A compiler that doesn't implement NRVO is a bad compiler, and will probably have all sorts of other surprising performance failures, but there are some cases where NRVO doesn't apply - most importantly when the value is assigned to a variable by the caller instead of used in initialization. There are three fixes for this:
1) C++11 introduces move semantics, which basically sort it out by ensuring that assignment from a temporary is cheap.
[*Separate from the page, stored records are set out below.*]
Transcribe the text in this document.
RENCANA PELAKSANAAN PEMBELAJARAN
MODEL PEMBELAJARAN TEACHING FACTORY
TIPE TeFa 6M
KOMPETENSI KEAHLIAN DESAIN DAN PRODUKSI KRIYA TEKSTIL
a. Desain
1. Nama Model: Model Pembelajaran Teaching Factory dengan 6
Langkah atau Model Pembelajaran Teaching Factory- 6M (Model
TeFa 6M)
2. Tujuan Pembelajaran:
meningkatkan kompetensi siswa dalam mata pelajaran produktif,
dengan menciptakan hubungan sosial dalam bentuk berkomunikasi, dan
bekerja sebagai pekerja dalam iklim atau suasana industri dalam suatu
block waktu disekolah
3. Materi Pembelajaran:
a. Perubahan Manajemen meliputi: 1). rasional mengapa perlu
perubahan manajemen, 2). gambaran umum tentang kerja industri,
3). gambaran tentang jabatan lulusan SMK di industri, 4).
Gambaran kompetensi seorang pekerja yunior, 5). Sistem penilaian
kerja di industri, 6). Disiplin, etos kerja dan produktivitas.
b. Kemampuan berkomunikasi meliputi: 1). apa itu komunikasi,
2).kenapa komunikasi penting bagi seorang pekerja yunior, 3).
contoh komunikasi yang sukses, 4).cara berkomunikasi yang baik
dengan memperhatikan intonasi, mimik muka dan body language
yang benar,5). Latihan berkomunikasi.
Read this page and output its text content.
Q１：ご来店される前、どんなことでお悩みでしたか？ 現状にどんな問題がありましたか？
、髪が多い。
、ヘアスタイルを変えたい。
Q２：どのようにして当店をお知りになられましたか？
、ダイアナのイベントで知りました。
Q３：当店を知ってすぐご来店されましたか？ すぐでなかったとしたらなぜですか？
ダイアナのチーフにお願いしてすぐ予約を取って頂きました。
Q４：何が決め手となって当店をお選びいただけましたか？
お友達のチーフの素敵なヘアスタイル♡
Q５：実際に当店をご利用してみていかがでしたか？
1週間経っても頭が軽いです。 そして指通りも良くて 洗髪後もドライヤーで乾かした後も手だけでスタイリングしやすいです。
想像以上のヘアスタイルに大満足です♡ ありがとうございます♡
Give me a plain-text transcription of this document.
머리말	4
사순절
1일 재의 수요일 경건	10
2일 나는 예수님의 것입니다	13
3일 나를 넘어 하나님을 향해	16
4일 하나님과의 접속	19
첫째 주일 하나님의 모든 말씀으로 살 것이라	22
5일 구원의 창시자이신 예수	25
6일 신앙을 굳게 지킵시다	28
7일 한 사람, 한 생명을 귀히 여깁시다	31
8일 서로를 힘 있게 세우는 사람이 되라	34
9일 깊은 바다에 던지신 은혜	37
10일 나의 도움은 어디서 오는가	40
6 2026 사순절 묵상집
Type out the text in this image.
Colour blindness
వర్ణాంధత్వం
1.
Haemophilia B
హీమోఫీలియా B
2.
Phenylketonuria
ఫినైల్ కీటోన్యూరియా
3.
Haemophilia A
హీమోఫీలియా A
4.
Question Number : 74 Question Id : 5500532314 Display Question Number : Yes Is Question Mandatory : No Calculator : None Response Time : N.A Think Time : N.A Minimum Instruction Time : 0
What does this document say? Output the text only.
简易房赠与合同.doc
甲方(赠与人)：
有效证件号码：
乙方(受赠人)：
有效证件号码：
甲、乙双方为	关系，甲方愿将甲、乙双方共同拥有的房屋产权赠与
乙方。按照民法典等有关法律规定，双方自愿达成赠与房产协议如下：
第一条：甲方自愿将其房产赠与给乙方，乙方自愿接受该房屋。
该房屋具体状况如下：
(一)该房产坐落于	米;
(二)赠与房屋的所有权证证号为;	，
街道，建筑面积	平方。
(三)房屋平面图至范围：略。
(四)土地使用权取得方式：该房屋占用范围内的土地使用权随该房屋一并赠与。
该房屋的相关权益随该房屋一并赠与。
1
2) In C++03, the caller can play a trick called "swaptimization". Instead of:
vector<Position3D> foo;
// some other use of foo
foo = ReturnLabel();
write:
vector<Position3D> foo;
// some other use of foo
ReturnLabel().swap(foo);
3) You write a function with a more complicated signature, such as taking a vector by non-const reference and filling the values into that, or taking an OutputIterator as a template parameter. The latter also provides the caller with more flexibility, since they need not use a vector to store the results, they could use some other container, or even process them one at a time without storing the whole lot at once.
Your code seems like the computed value from the first loop is only used context-insensitively in the second loop. In other words, once you have computed the double value in the first loop, you could act immediately on it, without any need to store all values at once.
If that's the case, you should implement it that way. No worries about large allocations, storage or anything. Better cache performance. Happiness.
vector<double) result;
for (vector<Position3D>::iterator it=my_data.begin(); it!=my_data.end(); it++){
// do some stuff and calculate a "double" value (say value)
//using each point coordinate
result.push_back(value);
If the "result" vector will end up having thousands of values, this will result in many reallocations. It would be best if you initialize it with a large enough capacity to store, or use the reserve function :
vector<double) result (someSuitableNumber,0.0);
This will reduce the number of reallocation, and possible optimize your code further.
Also I would write : vector<Position3D>& vector<Position3D>::ReturnLabel(VoxelGrid grid, int segment) const
Like this :
void vector<Position3D>::ReturnLabel(VoxelGrid grid, int segment, vector<Position3D> & myVec_out) const //myVec_out is populated inside func
Your idea of returning a reference is correct, since you want to avoid copying.
`Destructors in C++ must not fail, therefore deallocation does not allocate memory, because memory can't be allocated with the no-throw guarantee.
Apart: Instead of looping multiple times, it is probably better if you do the operations in an integrated manner, i.e. instead of loading the whole dataset, then reducing the whole dataset, just read in the points one by one, and apply the reduction directly, i.e. instead of
load_my_data()
for_each (p : my_data)
result.push_back(p)
for_each (p : result)
reduction.push_back (reduce (p))
Just do
file f ("file")
while (f)
Point p = read_point (f)
reduction.push_back (reduce (p))
If you don't need to store those reductions, simply output them sequentially
file f ("file")
while (f)
Point p = read_point (f)
cout << reduce (p)
code-1 will work fine and is almost the same as code-2, with no major advantages or disadvantages.
code03 Somebody else should answer that but i believe the difference between a pointer and a reference in this case would be marginal, I do prefer pointers though.
That being said, I think you might be approaching the optimization from the wrong angle. Do you really need all points to compute the output of a point in your first loop? Or can you rewrite your algorithm to read only one point, compute the value as you would in your first loop and then use it immediately the way you want to? Maybe not with single Points, but with batches of points. That could potentially cut back on your memory require quite a bit with only a small increase in processing time.